The beach front was still beautiful outside the bungalows hidden behind screw pines, poison bulbs, sea lettuces and octopus bushes.
Meanwhile in Halaveli there was a pest issue. Pathways were marked, an antidote imported and daily fogged to resolve the crisis. Worst hit took Abe who was either bitten by a bee on his balls swollen like a coconut. Foreign staff smoked weed. Junior chef told Nadal that that stuff came from the red yacht. Its boom was filled with marijuana.
Nadal acquired all the call signs, tuned on the frequencies and cursed on air, among them the Coast Guard HQ and coastguard vessels. Authorities knew Halaveli got a VHF set but it was confiscated. They knew not of a second set in possession. This VHF set could call Alfa Tango – Italia. An announcement was aired on local radio about misuse of communication equipment. One of the coastguard vessels began to rove around the island and Nadal stopped it.
Nonetheless, Nadal read the Bible to the local staff incongruously of Adam and Eve who ate from the forbidden tree finding them stark naked got provoked to commit sexual intimacy. The senior chef rushed with a butcher knife to chop his head off. He was a sixty year old faithful man.
Capo decided transfers on Pamela were not adequate for tourists after nine hours flight time from Rome and ninety minutes sea route to Halaveli. He fixed the helicopter transfers.
Islands around embarked on cleaning the helipad on Kandoludoo. There was no previous operation and the foliage got to be trimmed. That day one of the local staffs fell overboard and he was lost. It was after sunset. Divers arrived from all resort islands searching for the castaway. Pamela assisted with its searchlights. Cops were called. The coastguard arrived. They dived to a wide area as to the current flow. He was found hours after midnight in the bottom of the sea right outside the Kandoludoo reef canal. Some divers claimed an octopus pulled him down as he fell. There were huge octopuses that could suck a man down and suffocate him with its tentacles. The crew on the boat saw the flash of his light go down to the bottom in a spin.

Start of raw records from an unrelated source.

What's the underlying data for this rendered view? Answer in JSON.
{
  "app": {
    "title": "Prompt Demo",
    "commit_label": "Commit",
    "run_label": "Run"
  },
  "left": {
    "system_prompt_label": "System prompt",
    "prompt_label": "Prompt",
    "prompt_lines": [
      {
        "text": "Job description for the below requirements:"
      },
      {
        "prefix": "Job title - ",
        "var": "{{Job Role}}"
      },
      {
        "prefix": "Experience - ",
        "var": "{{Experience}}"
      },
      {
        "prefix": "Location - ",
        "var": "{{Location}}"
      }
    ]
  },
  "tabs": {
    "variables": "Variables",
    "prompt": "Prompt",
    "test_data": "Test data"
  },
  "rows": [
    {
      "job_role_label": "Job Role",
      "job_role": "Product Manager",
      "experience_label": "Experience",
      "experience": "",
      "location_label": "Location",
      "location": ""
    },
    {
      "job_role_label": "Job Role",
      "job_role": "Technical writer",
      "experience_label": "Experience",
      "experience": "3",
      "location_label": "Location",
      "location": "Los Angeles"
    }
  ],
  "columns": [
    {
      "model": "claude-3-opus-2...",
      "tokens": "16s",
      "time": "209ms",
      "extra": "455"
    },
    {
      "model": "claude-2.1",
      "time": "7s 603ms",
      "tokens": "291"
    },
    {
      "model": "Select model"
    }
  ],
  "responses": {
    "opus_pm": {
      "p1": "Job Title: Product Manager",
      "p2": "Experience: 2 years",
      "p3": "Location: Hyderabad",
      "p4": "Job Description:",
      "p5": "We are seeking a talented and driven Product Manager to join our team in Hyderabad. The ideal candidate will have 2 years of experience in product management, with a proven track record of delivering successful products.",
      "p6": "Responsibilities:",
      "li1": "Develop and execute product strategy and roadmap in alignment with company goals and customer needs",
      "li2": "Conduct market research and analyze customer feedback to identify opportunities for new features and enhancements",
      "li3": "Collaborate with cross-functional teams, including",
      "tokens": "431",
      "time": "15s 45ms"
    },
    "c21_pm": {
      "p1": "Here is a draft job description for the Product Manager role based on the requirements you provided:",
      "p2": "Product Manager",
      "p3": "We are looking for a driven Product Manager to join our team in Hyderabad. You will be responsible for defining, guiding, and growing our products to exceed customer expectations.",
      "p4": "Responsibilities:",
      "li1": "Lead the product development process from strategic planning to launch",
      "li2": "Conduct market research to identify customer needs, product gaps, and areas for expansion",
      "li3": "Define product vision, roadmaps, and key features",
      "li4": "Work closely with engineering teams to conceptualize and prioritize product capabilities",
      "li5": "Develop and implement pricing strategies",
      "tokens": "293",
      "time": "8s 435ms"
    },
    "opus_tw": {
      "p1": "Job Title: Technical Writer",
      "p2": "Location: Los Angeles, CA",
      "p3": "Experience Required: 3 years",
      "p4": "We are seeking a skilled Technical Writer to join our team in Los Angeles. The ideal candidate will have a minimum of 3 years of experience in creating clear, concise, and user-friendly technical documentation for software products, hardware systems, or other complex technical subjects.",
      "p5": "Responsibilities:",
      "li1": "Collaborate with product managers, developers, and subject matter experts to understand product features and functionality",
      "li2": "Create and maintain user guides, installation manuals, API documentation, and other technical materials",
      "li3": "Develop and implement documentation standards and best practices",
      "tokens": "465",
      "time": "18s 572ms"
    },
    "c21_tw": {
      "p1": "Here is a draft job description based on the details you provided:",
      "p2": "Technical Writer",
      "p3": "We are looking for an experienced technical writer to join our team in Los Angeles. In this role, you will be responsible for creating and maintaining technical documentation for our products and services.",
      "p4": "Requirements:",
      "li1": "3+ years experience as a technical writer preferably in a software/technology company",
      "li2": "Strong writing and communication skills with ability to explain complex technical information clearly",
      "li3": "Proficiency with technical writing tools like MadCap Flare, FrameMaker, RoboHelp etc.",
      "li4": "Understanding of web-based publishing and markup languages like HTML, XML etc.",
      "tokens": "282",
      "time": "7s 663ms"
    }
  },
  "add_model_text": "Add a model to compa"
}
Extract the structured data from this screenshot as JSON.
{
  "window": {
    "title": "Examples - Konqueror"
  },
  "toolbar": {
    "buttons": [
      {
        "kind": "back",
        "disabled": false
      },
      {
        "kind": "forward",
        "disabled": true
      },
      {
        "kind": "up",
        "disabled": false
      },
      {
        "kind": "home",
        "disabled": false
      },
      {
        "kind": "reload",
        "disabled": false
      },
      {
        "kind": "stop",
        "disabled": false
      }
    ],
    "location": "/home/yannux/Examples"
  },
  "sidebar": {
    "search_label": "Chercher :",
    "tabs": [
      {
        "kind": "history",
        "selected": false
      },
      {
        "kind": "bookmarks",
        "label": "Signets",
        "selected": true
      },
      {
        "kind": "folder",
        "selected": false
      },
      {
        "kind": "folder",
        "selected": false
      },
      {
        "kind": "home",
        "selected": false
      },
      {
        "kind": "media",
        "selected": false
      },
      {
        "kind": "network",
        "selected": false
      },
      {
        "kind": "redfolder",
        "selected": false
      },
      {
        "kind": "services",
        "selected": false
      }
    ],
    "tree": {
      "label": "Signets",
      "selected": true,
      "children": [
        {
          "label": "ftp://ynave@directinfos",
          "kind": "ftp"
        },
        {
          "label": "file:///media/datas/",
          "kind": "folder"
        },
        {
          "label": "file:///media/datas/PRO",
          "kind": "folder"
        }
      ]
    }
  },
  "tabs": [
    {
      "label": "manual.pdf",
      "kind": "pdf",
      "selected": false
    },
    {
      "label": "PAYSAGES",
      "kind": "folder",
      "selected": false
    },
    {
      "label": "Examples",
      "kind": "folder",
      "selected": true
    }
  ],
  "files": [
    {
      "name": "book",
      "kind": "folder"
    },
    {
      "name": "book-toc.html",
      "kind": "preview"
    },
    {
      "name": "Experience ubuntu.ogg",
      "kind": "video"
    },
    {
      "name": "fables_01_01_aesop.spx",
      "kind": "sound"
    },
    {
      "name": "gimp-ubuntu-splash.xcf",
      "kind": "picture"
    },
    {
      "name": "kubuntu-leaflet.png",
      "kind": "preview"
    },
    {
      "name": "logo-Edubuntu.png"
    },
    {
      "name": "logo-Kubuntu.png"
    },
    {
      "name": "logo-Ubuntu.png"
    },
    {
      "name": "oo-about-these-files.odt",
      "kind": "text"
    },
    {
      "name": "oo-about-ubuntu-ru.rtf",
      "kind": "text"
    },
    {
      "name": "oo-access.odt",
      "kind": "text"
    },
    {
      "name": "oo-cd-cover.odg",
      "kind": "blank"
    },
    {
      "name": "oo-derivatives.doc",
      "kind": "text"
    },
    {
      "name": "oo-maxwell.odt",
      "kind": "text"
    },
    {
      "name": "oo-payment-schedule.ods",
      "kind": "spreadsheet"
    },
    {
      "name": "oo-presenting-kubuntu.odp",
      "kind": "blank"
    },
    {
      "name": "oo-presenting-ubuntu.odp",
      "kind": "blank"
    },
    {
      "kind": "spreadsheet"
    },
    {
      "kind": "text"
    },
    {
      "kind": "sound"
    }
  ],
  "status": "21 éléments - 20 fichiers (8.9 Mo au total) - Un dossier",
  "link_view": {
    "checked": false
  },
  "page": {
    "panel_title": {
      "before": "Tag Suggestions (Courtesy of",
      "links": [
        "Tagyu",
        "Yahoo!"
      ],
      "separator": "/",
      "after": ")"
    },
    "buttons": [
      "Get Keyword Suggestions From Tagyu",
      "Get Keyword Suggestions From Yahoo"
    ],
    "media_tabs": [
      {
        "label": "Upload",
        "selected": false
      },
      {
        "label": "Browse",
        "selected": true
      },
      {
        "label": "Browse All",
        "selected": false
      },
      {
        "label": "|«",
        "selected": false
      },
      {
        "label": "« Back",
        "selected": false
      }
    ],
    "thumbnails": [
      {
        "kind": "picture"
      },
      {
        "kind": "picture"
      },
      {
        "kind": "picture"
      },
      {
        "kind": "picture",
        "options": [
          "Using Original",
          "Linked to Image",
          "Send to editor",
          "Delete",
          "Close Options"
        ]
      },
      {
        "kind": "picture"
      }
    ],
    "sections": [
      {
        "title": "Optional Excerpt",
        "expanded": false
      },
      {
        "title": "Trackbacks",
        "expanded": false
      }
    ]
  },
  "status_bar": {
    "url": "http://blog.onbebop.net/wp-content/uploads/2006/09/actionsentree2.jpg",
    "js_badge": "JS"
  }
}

Next morning the Hummingbird helicopter flew over the treetops calling on loudspeaker, “Bonjourno!” The Mil Mi-8P type, 28-passenger, chopper hovered over Kandoludoo trees to dust away sand on the pad with its powerful rotor blades and climbed straight up before its initial landing. Nadal collected fares from the tourists and they were promised of refund once back home.